It used to be that when I felt broke, I chased away the horrible feeling by turning to my bevy of credit cards. As long as I could spend money, it felt like I had money. And the more I used my credit cards to prove to myself that I wasn’t really broke, the more debt I created until finally I couldn’t fake it any longer.
It took me thirteen years to get out of the financial mess I got my family into. It was bad. But I did it and in the process I learned a very important lesson: No matter the situation, all of us need some money we can call our own.
At some point during that long journey back to financial health, my husband and I agreed to put me on an allowance. It changed everything for me. As long as I had my own money and it wasn’t money I was sneaking out of the account in hopes that he would not find out, I didn’t feel broke. And when I didn’t feel broke, I was much more willing to be frugal with the rest of our income. My change of attitude made all the difference.

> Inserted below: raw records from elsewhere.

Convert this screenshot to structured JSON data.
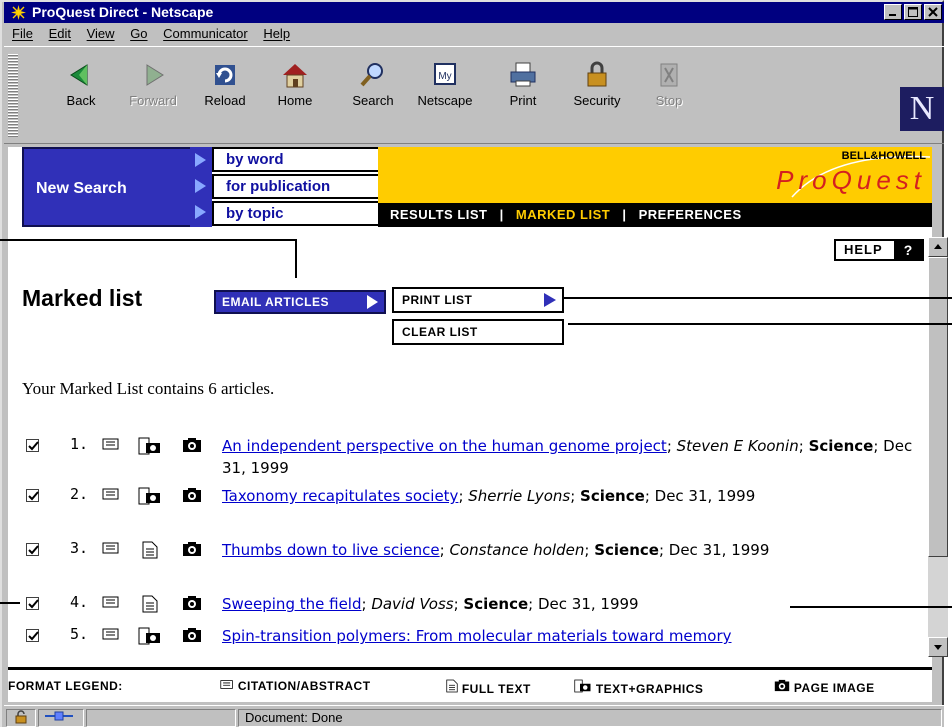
{
  "window": {
    "title": "ProQuest Direct - Netscape"
  },
  "menu": [
    "File",
    "Edit",
    "View",
    "Go",
    "Communicator",
    "Help"
  ],
  "toolbar": {
    "buttons": [
      {
        "label": "Back",
        "icon": "back-arrow-icon",
        "enabled": true
      },
      {
        "label": "Forward",
        "icon": "forward-arrow-icon",
        "enabled": false
      },
      {
        "label": "Reload",
        "icon": "reload-icon",
        "enabled": true
      },
      {
        "label": "Home",
        "icon": "home-icon",
        "enabled": true
      },
      {
        "label": "Search",
        "icon": "search-icon",
        "enabled": true
      },
      {
        "label": "Netscape",
        "icon": "my-netscape-icon",
        "enabled": true
      },
      {
        "label": "Print",
        "icon": "printer-icon",
        "enabled": true
      },
      {
        "label": "Security",
        "icon": "padlock-icon",
        "enabled": true
      },
      {
        "label": "Stop",
        "icon": "stop-icon",
        "enabled": false
      }
    ],
    "logo_letter": "N"
  },
  "banner": {
    "new_search": "New Search",
    "options": [
      "by word",
      "for publication",
      "by topic"
    ],
    "brand_small": "BELL&HOWELL",
    "brand": "ProQuest",
    "nav": [
      {
        "label": "RESULTS LIST",
        "active": false
      },
      {
        "label": "MARKED LIST",
        "active": true
      },
      {
        "label": "PREFERENCES",
        "active": false
      }
    ],
    "nav_separator": "|"
  },
  "help": {
    "label": "HELP",
    "icon_glyph": "?"
  },
  "page": {
    "title": "Marked list",
    "email_button": "EMAIL ARTICLES",
    "print_button": "PRINT LIST",
    "clear_button": "CLEAR LIST",
    "count_text": "Your Marked List contains 6 articles."
  },
  "articles": [
    {
      "num": "1.",
      "checked": true,
      "format": "text-graphics",
      "title": "An independent perspective on the human genome project",
      "author": "Steven E Koonin",
      "publication": "Science",
      "date": "Dec 31, 1999"
    },
    {
      "num": "2.",
      "checked": true,
      "format": "text-graphics",
      "title": "Taxonomy recapitulates society",
      "author": "Sherrie Lyons",
      "publication": "Science",
      "date": "Dec 31, 1999"
    },
    {
      "num": "3.",
      "checked": true,
      "format": "full-text",
      "title": "Thumbs down to live science",
      "author": "Constance holden",
      "publication": "Science",
      "date": "Dec 31, 1999"
    },
    {
      "num": "4.",
      "checked": true,
      "format": "full-text",
      "title": "Sweeping the field",
      "author": "David Voss",
      "publication": "Science",
      "date": "Dec 31, 1999"
    },
    {
      "num": "5.",
      "checked": true,
      "format": "text-graphics",
      "title": "Spin-transition polymers: From molecular materials toward memory",
      "author": "",
      "publication": "",
      "date": ""
    }
  ],
  "legend": {
    "heading": "FORMAT LEGEND:",
    "items": [
      "CITATION/ABSTRACT",
      "FULL TEXT",
      "TEXT+GRAPHICS",
      "PAGE IMAGE"
    ]
  },
  "status": {
    "text": "Document: Done"
  },
  "colors": {
    "title_bar": "#000080",
    "banner_blue": "#3030b8",
    "banner_yellow": "#ffcc00",
    "brand_red": "#d42020",
    "link": "#0000cc"
  }
}
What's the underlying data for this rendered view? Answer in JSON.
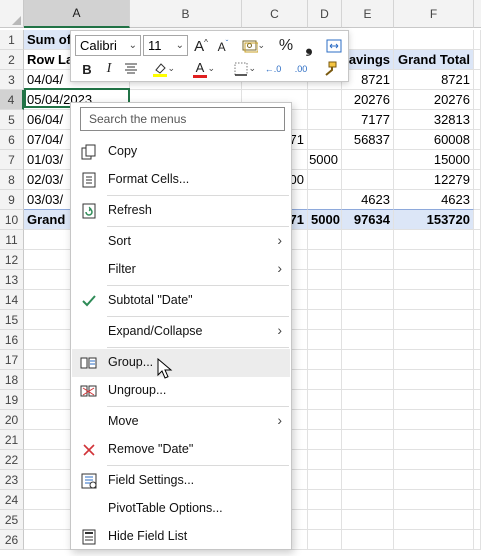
{
  "columns": [
    "A",
    "B",
    "C",
    "D",
    "E",
    "F"
  ],
  "rows": [
    "1",
    "2",
    "3",
    "4",
    "5",
    "6",
    "7",
    "8",
    "9",
    "10",
    "11",
    "12",
    "13",
    "14",
    "15",
    "16",
    "17",
    "18",
    "19",
    "20",
    "21",
    "22",
    "23",
    "24",
    "25",
    "26"
  ],
  "cells": {
    "r1_a": "Sum of",
    "r2_a": "Row La",
    "r2_e": "avings",
    "r2_f": "Grand Total",
    "r3_a": "04/04/",
    "r3_e": "8721",
    "r3_f": "8721",
    "r4_a": "05/04/2023",
    "r4_e": "20276",
    "r4_f": "20276",
    "r5_a": "06/04/",
    "r5_e": "7177",
    "r5_f": "32813",
    "r6_a": "07/04/",
    "r6_c": "71",
    "r6_e": "56837",
    "r6_f": "60008",
    "r7_a": "01/03/",
    "r7_d": "5000",
    "r7_f": "15000",
    "r8_a": "02/03/",
    "r8_c": "00",
    "r8_f": "12279",
    "r9_a": "03/03/",
    "r9_e": "4623",
    "r9_f": "4623",
    "r10_a": "Grand",
    "r10_c": "71",
    "r10_d": "5000",
    "r10_e": "97634",
    "r10_f": "153720"
  },
  "mini_toolbar": {
    "font_name": "Calibri",
    "font_size": "11",
    "grow_font": "A",
    "shrink_font": "A",
    "percent": "%",
    "comma": "❟",
    "bold": "B",
    "italic": "I",
    "font_color_letter": "A",
    "decrease_decimal": "←.0",
    "increase_decimal": ".00"
  },
  "menu": {
    "search_placeholder": "Search the menus",
    "items": [
      {
        "label": "Copy"
      },
      {
        "label": "Format Cells..."
      },
      {
        "label": "Refresh"
      },
      {
        "label": "Sort"
      },
      {
        "label": "Filter"
      },
      {
        "label": "Subtotal \"Date\""
      },
      {
        "label": "Expand/Collapse"
      },
      {
        "label": "Group..."
      },
      {
        "label": "Ungroup..."
      },
      {
        "label": "Move"
      },
      {
        "label": "Remove \"Date\""
      },
      {
        "label": "Field Settings..."
      },
      {
        "label": "PivotTable Options..."
      },
      {
        "label": "Hide Field List"
      }
    ]
  },
  "colors": {
    "excel_green": "#217346",
    "pivot_header_blue": "#dce6f7",
    "check_green": "#2e8b57",
    "remove_red": "#d13438"
  }
}
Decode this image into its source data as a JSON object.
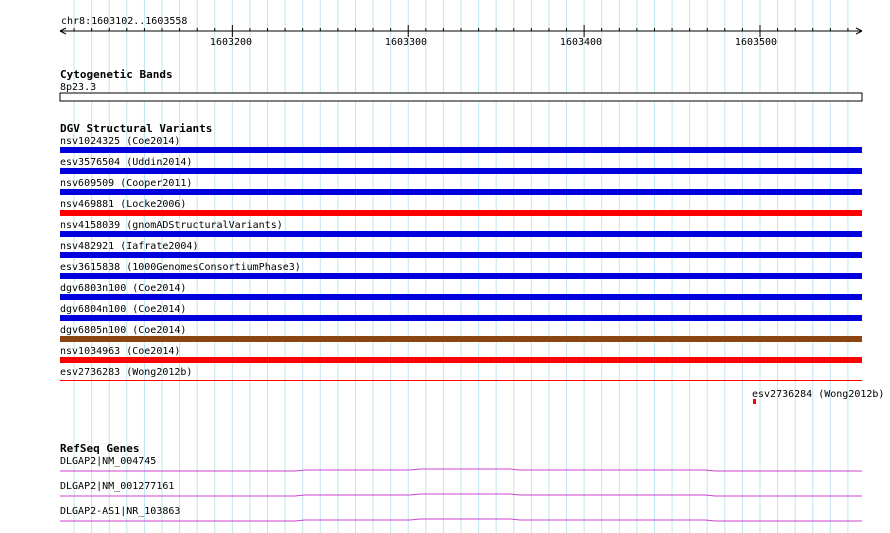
{
  "ruler": {
    "region": "chr8:1603102..1603558",
    "start": 1603102,
    "end": 1603558,
    "ticks": [
      "1603200",
      "1603300",
      "1603400",
      "1603500"
    ]
  },
  "cytobands": {
    "title": "Cytogenetic Bands",
    "band": "8p23.3"
  },
  "dgv": {
    "title": "DGV Structural Variants",
    "colors": {
      "blue": "#0000dd",
      "red": "#ff0000",
      "brown": "#8b4513"
    },
    "variants": [
      {
        "label": "nsv1024325 (Coe2014)",
        "color": "blue"
      },
      {
        "label": "esv3576504 (Uddin2014)",
        "color": "blue"
      },
      {
        "label": "nsv609509 (Cooper2011)",
        "color": "blue"
      },
      {
        "label": "nsv469881 (Locke2006)",
        "color": "red"
      },
      {
        "label": "nsv4158039 (gnomADStructuralVariants)",
        "color": "blue"
      },
      {
        "label": "nsv482921 (Iafrate2004)",
        "color": "blue"
      },
      {
        "label": "esv3615838 (1000GenomesConsortiumPhase3)",
        "color": "blue"
      },
      {
        "label": "dgv6803n100 (Coe2014)",
        "color": "blue"
      },
      {
        "label": "dgv6804n100 (Coe2014)",
        "color": "blue"
      },
      {
        "label": "dgv6805n100 (Coe2014)",
        "color": "brown"
      },
      {
        "label": "nsv1034963 (Coe2014)",
        "color": "red"
      },
      {
        "label": "esv2736283 (Wong2012b)",
        "color": "red"
      }
    ],
    "extra_feature": {
      "label": "esv2736284 (Wong2012b)",
      "color": "red"
    }
  },
  "refseq": {
    "title": "RefSeq Genes",
    "color": "#cc44cc",
    "genes": [
      {
        "label": "DLGAP2|NM_004745"
      },
      {
        "label": "DLGAP2|NM_001277161"
      },
      {
        "label": "DLGAP2-AS1|NR_103863"
      }
    ]
  }
}
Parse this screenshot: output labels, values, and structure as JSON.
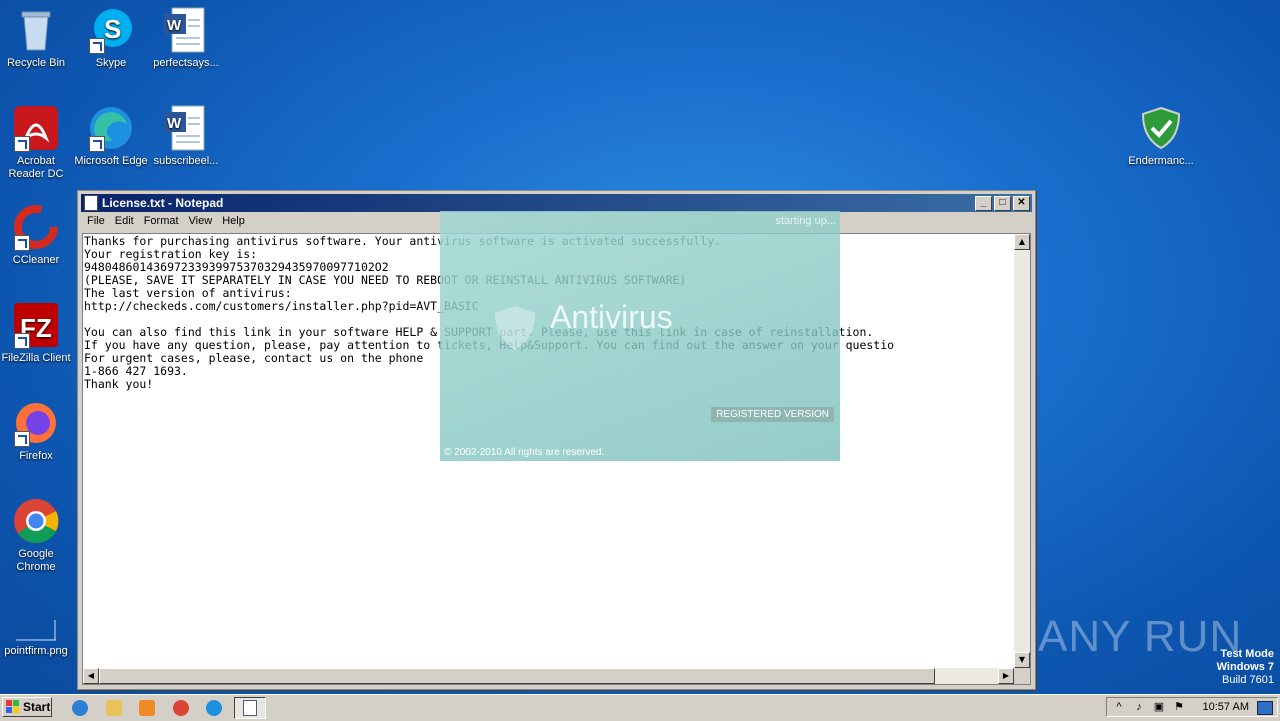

Step 1: Talk it over. If you’re married, bring up the subject with your spouse. My husband totally endorses my allowance. He gets one, too. Determine what you’re going to spend your allowance on. It should be just for you, so no groceries or household essentials like toothpaste and laundry detergent.
Step 2: Set an amount. You can specify a set amount like $25 a week or $200 a month. Or go for the gold by taking a percentage of your take home as your allowance. Here’s a secret: It’s not the size of my allowance that really matters. It’s knowing that I can count on getting it every month that makes me feel secure.
Step 3: Create a schedule. Once you know the amount, determine how often you’re going to pay yourself. If you get your work paycheck monthly, you might want your allowance in one lump sum. Or would you prefer smaller amounts weekly or bi-weekly?
Step 4: Cash or ATM. There are several ways to receive an allowance, but cash is my favorite. No hassles, no worries. I put my allowance into an envelope that I keep in a secret place.
If cash isn’t for you, set up a savings account with access via a debit card. The benefit of doing it this way is that you’ll have a monthly statement that shows where your money goes.
Money has a way of leaking away undetected. If you just start spending your allowance without keeping track of where it goes, at least some of it is going to just disappear. The way to stop the unintended flow is to keep track in order to be accountable—to yourself. If you are keeping your allowance in an envelope, it’s handy to record your spending on the back of the envelope. Or, set up an allowance tracker in a simple notebook or look for one of the many free apps available for IOS and Android.
My allowance has grown over the years. However, there have been times when I’ve taken a pay cut for a period of time as we’ve needed to tighten our household spending. So it has gone both ways. And my raises have been the result of systematic negotiation with my financial partner, my husband.